After implementing a “right turn” strategy (taking more right turns than left to avoid idling in left turn lanes) UPS has saved over 30 million miles of driving – including 3 million gallons of fuel and $600 million dollars a year from the change – not to mention countless tons of carbon emissions. The rest of us can learn from this strategy and start our own “right turn” campaign.
UPS, however, isn’t the only big green giant: Wal-Mart, the second largest procurer of energy only to the U.S. government, has made a pledge to be supplied 100 percent by renewable energy; to create zero waste; and to sell greener products.
The retailer is also building skylight/dimming systems into its new stores. As daylight increases, skylights allow Wal-Mart to dim the lights or even turn them off, thereby reducing the demand for electricity during peak hours. This system results in an annual savings of about 250 million kilowatt-hours a year, enough to power approximately 23,000 homes.
Corporations like Hewlett Packard, Toyota, and even British Petroleum have taken steps toward greening their production. And J.P. Morgan Chase is investing $2 billion of its own capital to fund renewable energy projects such as wind farms and solar in 17 states. Chase believes an investment in renewable energy will help revitalize rural communities and by creating jobs and increasing the local tax base. More and more, companies are finding that simple green solutions are attractive.
These forward-thinking companies are part of a movement we can dub “the Green Generation” – a new way of thinking and doing business where sustainability takes precedent, as the most efficient strategy emerges as the most economical.
Similar to the “greatest generation” that met the challenges of World War II, the Green Generation seeks to break with the past and includes companies, as well as ordinary people, who are engaged in individual and collective activities to improve their health, to better their schools, and to participate in building a solution to urgent national and global issues, such as climate change. The Green Generation wants to put people to work – building a better, greener world.
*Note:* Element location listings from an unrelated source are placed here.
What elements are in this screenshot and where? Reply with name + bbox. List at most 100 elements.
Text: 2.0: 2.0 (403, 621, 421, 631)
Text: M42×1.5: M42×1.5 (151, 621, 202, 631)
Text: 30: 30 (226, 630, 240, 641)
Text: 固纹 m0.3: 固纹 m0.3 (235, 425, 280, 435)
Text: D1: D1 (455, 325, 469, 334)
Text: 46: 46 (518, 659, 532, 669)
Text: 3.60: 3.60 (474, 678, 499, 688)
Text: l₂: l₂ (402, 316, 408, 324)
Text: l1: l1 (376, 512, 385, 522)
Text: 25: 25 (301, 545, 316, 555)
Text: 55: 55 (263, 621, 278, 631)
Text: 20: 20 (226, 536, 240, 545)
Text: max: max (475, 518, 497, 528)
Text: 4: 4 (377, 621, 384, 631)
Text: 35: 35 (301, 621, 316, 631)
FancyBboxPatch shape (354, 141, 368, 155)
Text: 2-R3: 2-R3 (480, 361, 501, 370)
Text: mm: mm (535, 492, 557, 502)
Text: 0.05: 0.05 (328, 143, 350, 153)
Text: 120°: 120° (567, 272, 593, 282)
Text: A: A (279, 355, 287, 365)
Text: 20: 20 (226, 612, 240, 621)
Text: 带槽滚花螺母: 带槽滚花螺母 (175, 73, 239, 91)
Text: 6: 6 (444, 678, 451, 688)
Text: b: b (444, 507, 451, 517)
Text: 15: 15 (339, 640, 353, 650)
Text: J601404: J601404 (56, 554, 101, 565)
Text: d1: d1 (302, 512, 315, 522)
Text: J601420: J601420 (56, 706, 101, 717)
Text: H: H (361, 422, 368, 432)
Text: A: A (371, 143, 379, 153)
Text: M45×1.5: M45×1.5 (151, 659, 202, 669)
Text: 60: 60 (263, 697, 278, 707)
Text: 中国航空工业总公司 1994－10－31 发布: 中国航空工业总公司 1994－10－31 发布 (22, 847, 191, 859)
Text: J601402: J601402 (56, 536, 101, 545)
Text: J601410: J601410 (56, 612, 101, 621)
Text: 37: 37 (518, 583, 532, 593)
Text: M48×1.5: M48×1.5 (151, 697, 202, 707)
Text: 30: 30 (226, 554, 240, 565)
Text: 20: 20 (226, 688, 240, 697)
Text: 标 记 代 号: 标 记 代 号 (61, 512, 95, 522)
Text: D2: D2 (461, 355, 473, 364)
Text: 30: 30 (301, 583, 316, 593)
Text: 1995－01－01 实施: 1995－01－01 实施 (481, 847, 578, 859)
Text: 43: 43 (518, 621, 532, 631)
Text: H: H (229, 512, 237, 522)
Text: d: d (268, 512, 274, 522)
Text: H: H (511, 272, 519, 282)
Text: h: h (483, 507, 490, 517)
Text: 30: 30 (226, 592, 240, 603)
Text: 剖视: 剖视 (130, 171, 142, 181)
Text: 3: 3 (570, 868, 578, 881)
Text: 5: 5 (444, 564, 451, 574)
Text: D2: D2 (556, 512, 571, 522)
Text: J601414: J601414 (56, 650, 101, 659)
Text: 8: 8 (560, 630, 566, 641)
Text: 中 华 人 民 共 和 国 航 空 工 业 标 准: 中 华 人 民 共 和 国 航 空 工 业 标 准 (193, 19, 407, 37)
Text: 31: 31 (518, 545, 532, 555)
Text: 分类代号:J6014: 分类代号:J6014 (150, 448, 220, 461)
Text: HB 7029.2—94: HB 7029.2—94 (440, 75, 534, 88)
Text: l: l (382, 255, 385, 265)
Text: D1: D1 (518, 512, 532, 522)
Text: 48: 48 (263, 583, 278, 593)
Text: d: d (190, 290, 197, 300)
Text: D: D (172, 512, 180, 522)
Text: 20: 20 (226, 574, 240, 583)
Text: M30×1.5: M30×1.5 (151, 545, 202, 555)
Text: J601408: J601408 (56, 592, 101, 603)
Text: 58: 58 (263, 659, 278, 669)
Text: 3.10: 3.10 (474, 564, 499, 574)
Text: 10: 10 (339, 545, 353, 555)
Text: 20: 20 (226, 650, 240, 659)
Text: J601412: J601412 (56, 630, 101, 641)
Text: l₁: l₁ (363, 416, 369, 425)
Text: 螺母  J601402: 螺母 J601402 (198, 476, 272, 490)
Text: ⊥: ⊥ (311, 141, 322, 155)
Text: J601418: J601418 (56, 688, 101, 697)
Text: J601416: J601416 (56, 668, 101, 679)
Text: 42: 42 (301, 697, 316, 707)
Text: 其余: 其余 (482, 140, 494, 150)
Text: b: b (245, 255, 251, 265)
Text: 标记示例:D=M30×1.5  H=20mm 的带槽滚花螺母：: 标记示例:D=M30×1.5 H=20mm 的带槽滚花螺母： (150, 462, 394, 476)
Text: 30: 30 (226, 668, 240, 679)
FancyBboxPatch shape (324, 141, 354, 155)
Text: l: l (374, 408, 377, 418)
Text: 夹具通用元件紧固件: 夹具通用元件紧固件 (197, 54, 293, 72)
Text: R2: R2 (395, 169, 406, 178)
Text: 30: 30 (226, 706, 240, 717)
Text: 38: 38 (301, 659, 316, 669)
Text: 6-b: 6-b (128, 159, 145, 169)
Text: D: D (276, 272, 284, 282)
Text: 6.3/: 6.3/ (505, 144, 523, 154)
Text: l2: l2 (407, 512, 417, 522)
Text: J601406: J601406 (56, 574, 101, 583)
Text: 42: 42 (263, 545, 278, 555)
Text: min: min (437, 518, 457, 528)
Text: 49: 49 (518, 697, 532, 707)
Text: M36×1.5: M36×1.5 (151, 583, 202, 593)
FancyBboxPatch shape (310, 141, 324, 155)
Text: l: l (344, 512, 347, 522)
What makes a better world? Smarter, more efficient, corporations – the kind that see their success intertwined with the greater good, and realize that a move to energy efficiency saves resources, and with it money and jobs. Smarter, more efficient investments in growing sustainable markets – from alternative energies like solar power, wind power, and geothermal energy to green farming, green schools, and public transportation. A nationwide move toward energy efficiency could create 5 million new jobs in the U.S. alone – and many millions more worldwide.
Now that’s a turn for the better – for our economy, our environment, our individuals and our industries. The Green Generation sees their commitment to fight climate change as the responsibility of both communities and corporations, as a movement both personal and unapologetically political.
Good too, because now’s our chance: President Obama has already committed to an 80 percent reduction in greenhouse gases by 2050; with the Green Generation’s support, both Congress and corporate America will be hard-pressed not to push for more sustainable practices in all industries. “Green-outs” will replace bailouts, as we mandate that companies that want public assistance – like the auto industry – change to accommodate the public’s need for high-efficiency products that cost less to maintain.
Companies and consumers that make all the right turns toward sustainability will have no trouble getting there. As individuals, we can realize that less can give us far more – more opportunities for creativity, more opportunities for invention, more chances for success, and more reasons to appreciate the interconnection between our economic and environmental health.
Kathleen Rogers is the president of Earth Day Network.